Der Bestand ist in Nordwest- und Mitteleuropa in den 1960er bis 1980er Jahren zum Teil dramatisch eingebrochen, die Gründe liegen wohl vor allem in Änderungen der landwirtschaftlichen Nutzung. So ist die Art in Irland Anfang des 21. Jahrhunderts ausgestorben und der Bestand Großbritanniens nahm zwischen 1968 und 1991 um etwa 75 % ab. In den Niederlanden verringerte sich der Bestand von 1200 bis 1250 Paaren im Jahr 1975 auf 60 bis 80 Paare im Jahr 1991. Für Schleswig-Holstein wurde der Bestand um 1955 auf 3000 bis 4000 Paare geschätzt, Mitte der 1980er Jahre waren davon noch etwa 70 Paare übrig geblieben.

Nach 1990 wurde in Teilen Europas eine Zunahme, in anderen Teilen jedoch eine weitere Abnahme beobachtet.

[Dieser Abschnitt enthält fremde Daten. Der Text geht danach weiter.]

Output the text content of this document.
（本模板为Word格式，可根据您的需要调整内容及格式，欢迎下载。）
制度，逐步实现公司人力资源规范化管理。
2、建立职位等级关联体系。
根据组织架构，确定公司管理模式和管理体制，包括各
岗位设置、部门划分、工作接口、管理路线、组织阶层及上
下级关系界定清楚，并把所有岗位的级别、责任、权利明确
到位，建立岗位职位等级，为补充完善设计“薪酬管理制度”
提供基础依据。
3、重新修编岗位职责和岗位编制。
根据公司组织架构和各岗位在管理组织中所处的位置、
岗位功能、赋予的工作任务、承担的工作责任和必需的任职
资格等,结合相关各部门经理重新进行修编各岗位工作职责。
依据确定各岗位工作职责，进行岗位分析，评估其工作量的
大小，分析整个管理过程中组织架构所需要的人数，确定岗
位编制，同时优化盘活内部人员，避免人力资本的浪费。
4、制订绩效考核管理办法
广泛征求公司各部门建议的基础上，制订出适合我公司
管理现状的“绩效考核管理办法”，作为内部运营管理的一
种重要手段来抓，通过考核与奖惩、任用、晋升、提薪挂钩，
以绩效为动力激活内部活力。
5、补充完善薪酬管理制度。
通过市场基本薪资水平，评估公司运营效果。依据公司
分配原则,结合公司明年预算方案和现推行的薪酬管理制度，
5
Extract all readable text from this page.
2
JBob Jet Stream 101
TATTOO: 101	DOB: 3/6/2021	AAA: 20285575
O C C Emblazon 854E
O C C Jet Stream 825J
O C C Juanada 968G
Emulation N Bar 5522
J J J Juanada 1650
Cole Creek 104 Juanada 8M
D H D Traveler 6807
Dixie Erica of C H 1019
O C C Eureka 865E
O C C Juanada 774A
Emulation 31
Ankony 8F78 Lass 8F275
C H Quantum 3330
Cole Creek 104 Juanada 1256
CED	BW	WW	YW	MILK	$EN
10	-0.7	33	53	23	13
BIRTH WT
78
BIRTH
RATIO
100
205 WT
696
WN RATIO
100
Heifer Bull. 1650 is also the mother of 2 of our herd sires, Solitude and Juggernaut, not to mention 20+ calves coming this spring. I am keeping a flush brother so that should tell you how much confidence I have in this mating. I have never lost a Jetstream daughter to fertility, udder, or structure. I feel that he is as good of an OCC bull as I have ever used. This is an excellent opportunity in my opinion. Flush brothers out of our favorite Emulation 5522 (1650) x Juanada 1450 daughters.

Zum Teil erhebliche Bestandszuwächse waren im Osten Deutschlands nach 1990 durch großflächige Flächenstilllegungen in der Landwirtschaft zu verzeichnen. Beispielsweise war die Art in Brandenburg um 1990 vom Aussterben bedroht, um 2005 wurde der Bestand wieder auf 8000 bis 15.000 Paare geschätzt. Insgesamt gilt der Weltbestand als rückläufig, die Grauammer wird von der IUCN aber noch als ungefährdet („least concern“) eingestuft.